In The Fight for History I explore our failure to tell our story. During the war, the NFB, CBC and other organizations publicized the Canadian war effort. But we failed to carry that forward into the postwar years. We did not build the same memorials to the fallen as we did in the Great War.  There were very few cultural products, and the Canadian story was swamped by the American tide of popular culture.  I note in the book that other smaller countries told their stories, but Canada, decade after decade, let silence reign.
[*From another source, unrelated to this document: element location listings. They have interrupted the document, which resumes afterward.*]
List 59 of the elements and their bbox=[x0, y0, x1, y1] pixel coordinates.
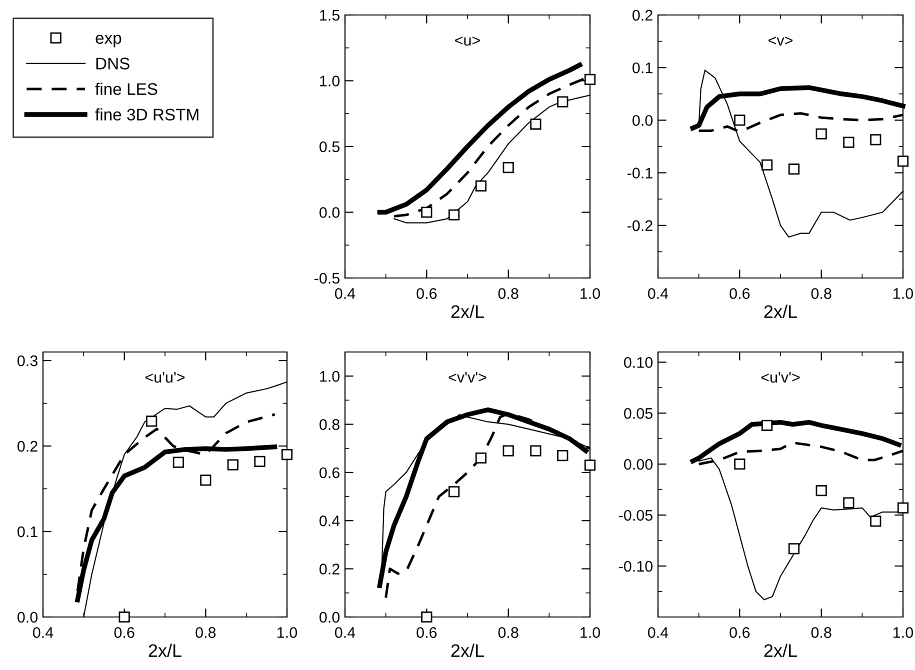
x-tick-label: 1.0 bbox=[894, 627, 914, 638]
y-tick-label: -0.05 bbox=[619, 510, 652, 521]
text: <u'u'> bbox=[145, 372, 185, 383]
x-tick-label: 1.0 bbox=[278, 627, 298, 638]
y-tick-label: -0.10 bbox=[619, 560, 653, 572]
y-tick-label: 0.5 bbox=[320, 141, 340, 152]
text: <u> bbox=[455, 36, 480, 46]
x-axis-title: 2x/L bbox=[764, 644, 797, 658]
y-tick-label: 0.1 bbox=[632, 62, 652, 74]
x-tick-label: 0.4 bbox=[334, 627, 356, 638]
x-tick-label: 0.6 bbox=[730, 288, 750, 299]
y-tick-label: 0.0 bbox=[632, 115, 653, 126]
y-tick-label: 1.0 bbox=[320, 76, 340, 86]
y-tick-label: 0.10 bbox=[624, 357, 653, 368]
y-tick-label: 0.2 bbox=[18, 440, 38, 452]
y-tick-label: 0.0 bbox=[320, 612, 340, 623]
x-tick-label: 0.8 bbox=[811, 288, 832, 299]
legend-label: fine LES bbox=[95, 82, 158, 95]
text: <v'v'> bbox=[448, 372, 486, 383]
y-tick-label: 0.0 bbox=[320, 207, 340, 218]
x-tick-label: 0.4 bbox=[648, 288, 668, 299]
x-tick-label: 0.4 bbox=[648, 627, 668, 638]
x-tick-label: 1.0 bbox=[894, 288, 914, 299]
x-tick-label: 1.0 bbox=[580, 288, 600, 299]
y-tick-label: 0.1 bbox=[18, 526, 38, 538]
x-tick-label: 0.6 bbox=[416, 288, 437, 299]
y-tick-label: -0.2 bbox=[627, 220, 652, 232]
x-tick-label: 0.4 bbox=[334, 288, 356, 299]
x-axis-title: 2x/L bbox=[451, 304, 484, 318]
x-tick-label: 0.6 bbox=[114, 627, 134, 638]
x-tick-label: 0.8 bbox=[196, 627, 216, 638]
x-tick-label: 0.4 bbox=[32, 627, 54, 638]
text: <u'v'> bbox=[761, 372, 800, 383]
y-tick-label: -0.5 bbox=[314, 272, 340, 284]
legend-label: fine 3D RSTM bbox=[95, 108, 198, 121]
x-tick-label: 0.6 bbox=[416, 627, 437, 638]
y-tick-label: 0.2 bbox=[320, 564, 340, 575]
x-tick-label: 0.6 bbox=[730, 627, 750, 638]
y-tick-label: 0.0 bbox=[18, 612, 38, 623]
y-tick-label: 0.4 bbox=[320, 516, 340, 526]
text: <v> bbox=[768, 36, 792, 46]
y-tick-label: 0.3 bbox=[18, 355, 38, 366]
legend-label: DNS bbox=[96, 58, 130, 70]
y-tick-label: 1.5 bbox=[320, 10, 340, 21]
x-tick-label: 1.0 bbox=[580, 627, 600, 638]
y-tick-label: 0.8 bbox=[320, 419, 340, 430]
x-axis-title: 2x/L bbox=[451, 644, 484, 658]
y-tick-label: 0.2 bbox=[632, 10, 652, 21]
y-tick-label: 1.0 bbox=[320, 370, 340, 382]
y-tick-label: 0.05 bbox=[624, 408, 652, 419]
x-tick-label: 0.8 bbox=[811, 627, 832, 638]
y-tick-label: 0.6 bbox=[320, 467, 340, 478]
x-tick-label: 0.8 bbox=[498, 288, 518, 299]
legend-label: exp bbox=[96, 34, 122, 48]
y-tick-label: -0.1 bbox=[627, 168, 652, 178]
x-axis-title: 2x/L bbox=[764, 304, 797, 318]
x-tick-label: 0.8 bbox=[498, 627, 518, 638]
x-axis-title: 2x/L bbox=[148, 644, 182, 658]
y-tick-label: 0.00 bbox=[624, 458, 653, 470]
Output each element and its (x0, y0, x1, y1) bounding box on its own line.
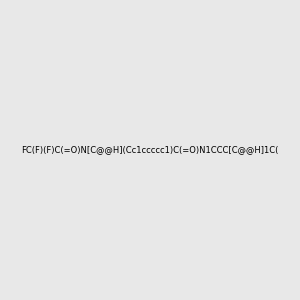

With few unique Canadian monuments to the Second World War (and in the book I recount the failed fight by veterans to have a separate Second World War monument in Ottawa), and nothing overseas like the Vimy memorial until veterans built the Juno Beach Centre in 2003, there was little for Canadians or even Europeans to know of the incredible contributions and loss of our service men and women during the Second World War in liberating Western Europe.  These were self-inflicted wounds.
Is there a problem in our school system that if taught at all, Canadians learn about unpopular issues like Japanese-Canadian internment, of failures at Dieppe, which was more a British leadership failure than any fault of Canadians.
Contributing to our failure to know our Second World War contributions to the Allied victory, we also failed to teach our history to subsequent generations. Canadians knew little of the six long years of Canadian contribution in the Battle of the Atlantic, or the 100,000 Canadians serving in Italy, or much about the fighting beyond D-Day. We wrote ourselves out of history through neglect and apathy, and, when we taught the war, it was often as a series of attacks on civil liberties or the clear-cut defeat at Dieppe in August 1942. Veterans and historically-minded Canadians watched this with utter disbelief as we reduced Canada’s war effort to a series of defeats or disgraceful actions.
Are things better?
The subtitle of the book traces the arc of memory over 75 years, and I argue we have done a better job over the last 25 years in engaging with our history. The turning point was in 1994 and 1995.  Thousands of veterans returned to Europe and were greeted by the French in 1994 and then the Dutch in 1995 as the liberators of old. Canadians woke up to these surprise celebrations of veterans, especially with the national networks and journalists finally covering these stories.  The Europeans had not forgotten that Canadians had delivered freedom in 1945; sadly, it took Canadian fifty years to remember this.
From that point forward, we can see more Canadians coming together on Remembrance Day to bear witness to the past.  We have better history books, new media productions, and we’ve recorded veterans’ memories in oral history projects.  But the fight for history – in telling our story and in the fight against apathy – is never over, and but it is a necessary fight that Canadians must engage in generation after generation.
You’ve written several books on Canadian military history,  what do you hope this book will accomplish?
With The Fight for History, I hope that Canadians will have a better sense of their own history, and especially the epic contributions of Canadians during the war against Nazi Germany and other fascists.  The book also reminds us that our history is fragile and liable to be left in the past, forgotten and forsaken, unless we work at it.  We need champions to tell our stories, both the sad and terrifying, and the brave and glorious.  It is our history – complex, messy, and contested – and if we don’t tell these stories, no one else will.